Shwedagon Pagoda#

by Stanislav Sedov and Dmitry Moiseenko, members of the AirPano Team that is a member of the global-geography Consortium.

12 October 2012

with kind permission of AirPano

Myanmar is one of the most mysterious countries in the world. It borders India, Bangladesh, China, Laos and Thailand. Each of these destinations (except, perhaps, for Bangladesh) is full of tourists. But Myanmar remains outside of usual tourist routes. There are no direct flights from Russia, visa to Myanmar is not the easiest one to get, not to mention that it's not really advertised by travel agencies. This is why this amazing destination remains unknown to the world.

To say that one misses a lot by not going there is an understatement (you'll understand why when you see our panoramas). This country with a century-old history has preserved countless of monuments and it is rightfully called the "Golden Country" or "The Land of Golden Pagodas". There are around 2500 pagodas there. In fact, the entire country is one huge archaeological reserve, which preserves heritage of ancient civilizations.

Shwedagon Pagoda at dusk
Shwedagon Pagoda at dusk

Of course, it's impossible to describe thousands of pagodas and other Myanmar landmarks in just one article and to show all of them in one panorama cycle. So we're planning to tell you only about the most outstanding monument, the Shwedagon Pagoda (stupa).

Stupa is a dome symbolizing Buddha's teachings. Usually stupas serve as Buddhist shrines and repositories of sacred Buddhist texts. Some stupas conceal different vessels with Buddha's pieces of clothing or his hairs. Stupas are topped with spires that look like umbrellas, a symbol of protection from the rays of ignorance. Bells are hanging on the stupas to express the symbol of doing some good things.

The capital of Myanmar, Yangon (Rangoon) is known for the most famous stupa in the country, the Shwedagon Pagoda, along with a temple complex around it. These constructions are a couple thousand years older than the city itself. The name comes from «Shwe» (Burmese for "gold") and «Dagon» (previously this settlement was situated where the modern Yangon now exists).

Shwedagon Pagoda, closeup
Shwedagon Pagoda, closeup

According to the mystical yet forgotten legend, in ancient times this was the place where relics of three predecessors of Buddha were kept: the staff of Kakusandhi, the water filter of Konagamana, and a piece of tunic of Kassapa.

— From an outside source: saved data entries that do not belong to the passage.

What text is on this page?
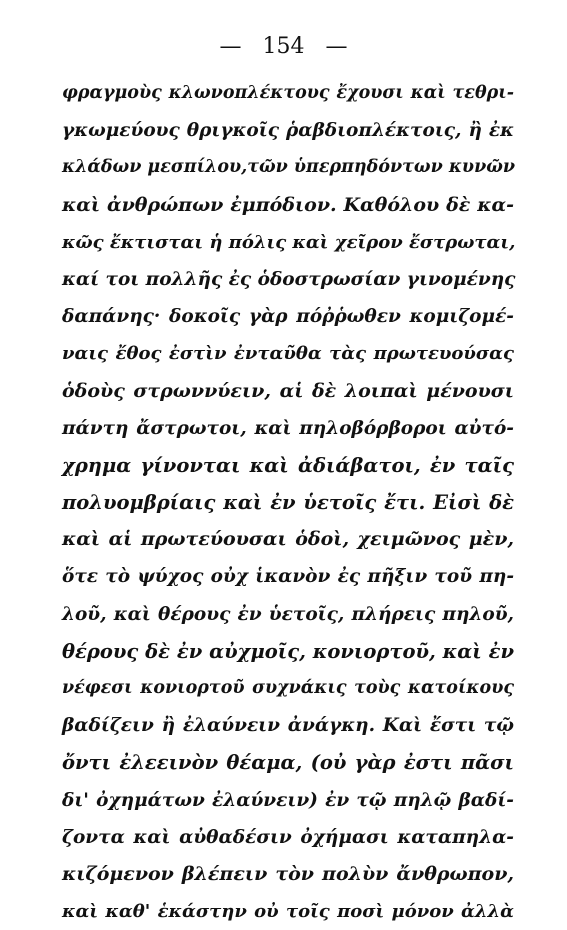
— 154 —
φραγμοὺς κλωνοπλέκτους ἔχουσι καὶ τεθρι-
γκωμεύους θριγκοῖς ῥαβδιοπλέκτοις, ἢ ἐκ
κλάδων μεσπίλου,τῶν ὑπερπηδόντων κυνῶν
καὶ ἀνθρώπων ἐμπόδιον. Καθόλου δὲ κα-
κῶς ἔκτισται ἡ πόλις καὶ χεῖρον ἔστρωται,
καί τοι πολλῆς ἐς ὁδοστρωσίαν γινομένης
δαπάνης· δοκοῖς γὰρ πόῤῥωθεν κομιζομέ-
ναις ἔθος ἐστὶν ἐνταῦθα τὰς πρωτευούσας
ὁδοὺς στρωννύειν, αἱ δὲ λοιπαὶ μένουσι
πάντη ἄστρωτοι, καὶ πηλοβόρβοροι αὐτό-
χρημα γίνονται καὶ ἀδιάβατοι, ἐν ταῖς
πολυομβρίαις καὶ ἐν ὑετοῖς ἔτι. Εἰσὶ δὲ
καὶ αἱ πρωτεύουσαι ὁδοὶ, χειμῶνος μὲν,
ὅτε τὸ ψύχος οὐχ ἱκανὸν ἐς πῆξιν τοῦ πη-
λοῦ, καὶ θέρους ἐν ὑετοῖς, πλήρεις πηλοῦ,
θέρους δὲ ἐν αὐχμοῖς, κονιορτοῦ, καὶ ἐν
νέφεσι κονιορτοῦ συχνάκις τοὺς κατοίκους
βαδίζειν ἢ ἐλαύνειν ἀνάγκη. Καὶ ἔστι τῷ
ὄντι ἐλεεινὸν θέαμα, (οὐ γὰρ ἐστι πᾶσι
δι' ὀχημάτων ἐλαύνειν) ἐν τῷ πηλῷ βαδί-
ζοντα καὶ αὐθαδέσιν ὀχήμασι καταπηλα-
κιζόμενον βλέπειν τὸν πολὺν ἄνθρωπον,
καὶ καθ' ἑκάστην οὐ τοῖς ποσὶ μόνον ἀλλὰ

One day unknown brothers took a few hairs of Buddha from India, but during the trip they were attacked and robbed several times. However, they were able to deliver part of the sacred treasure — they brought eight hairs of Buddhism founder to Myanmar.

A grand festivity was held to celebrate this event. Lord Sakka and four spirits descended from heavens to choose a worthy place to store Buddha's hairs. They helped to discover three forgotten sacred places, and, as a result, it was decided to keep all sacred objects together with proper honors.

Thus, Shwedagon is the only temple in the world which holds four Buddhist relics of such high value. Furthermore, it's one of the few structures created during the life of Buddha.

It was built with great care and thoroughness by ancient Burmese. They dug a hole on a hill near Dagon, built a tomb, and covered it with a golden plate. Several stupas made from different materials were erected on top of it one by one: golden, silver, tin, copper, lead, marble, iron, and brick.

Shwedagon Pagoda
Shwedagon Pagoda

The Shwedagon Pagoda reached its current height only in 1774. After being rebuilt several times by King Hsinbyushin, it reached the height of 99 meters above the plate. At the same time the Shwedagon Pagoda started looking the way it looks now.

All sixty-eight surrounding stupas are gilded, while the Shwedagon itself is sheathed with golden plates from top to bottom. 8000 gold plates, 5000 diamonds, 2000 gem stones and semiprecious stones were used to decorate the main pagoda.

So it's not surprising that the stupa was repeatedly plundered over the years, and some parts, like three hundred years old bell encrusted with jewels, are now lost. However, the Shwedagon Pagoda in Myanmar has survived to see our days in its full glory.

There are bells hanging along the perimeter of the temple complex with wooden mallets lying nearby. It is believed that if you make a wish and hit the bell three times it will come true. So here and there you can always hear a bell's ringing in the distance.

This Myanmar landmark represents this country like the Moscow Kremlin represents Russia, or Mount Fuji represets Japan. The Shwedagon temple complex is one of the largest architectural ensembles not only in Myanmar, but in all of Southeast Asia. You can always see the golden cone of the central stupa dozens of kilometers away from Yangon, both from sea and land.

Planet of Shwedagon
Planet of Shwedagon

In order to get to the pagoda you have to climb the highest hill. But modern technologies made this task a lot easier: an escalator can take you to the Scwedagon. And for those of you who are thousands miles away from this amazing monument, there is a perfect opportunity to see it from the height of our panoramas.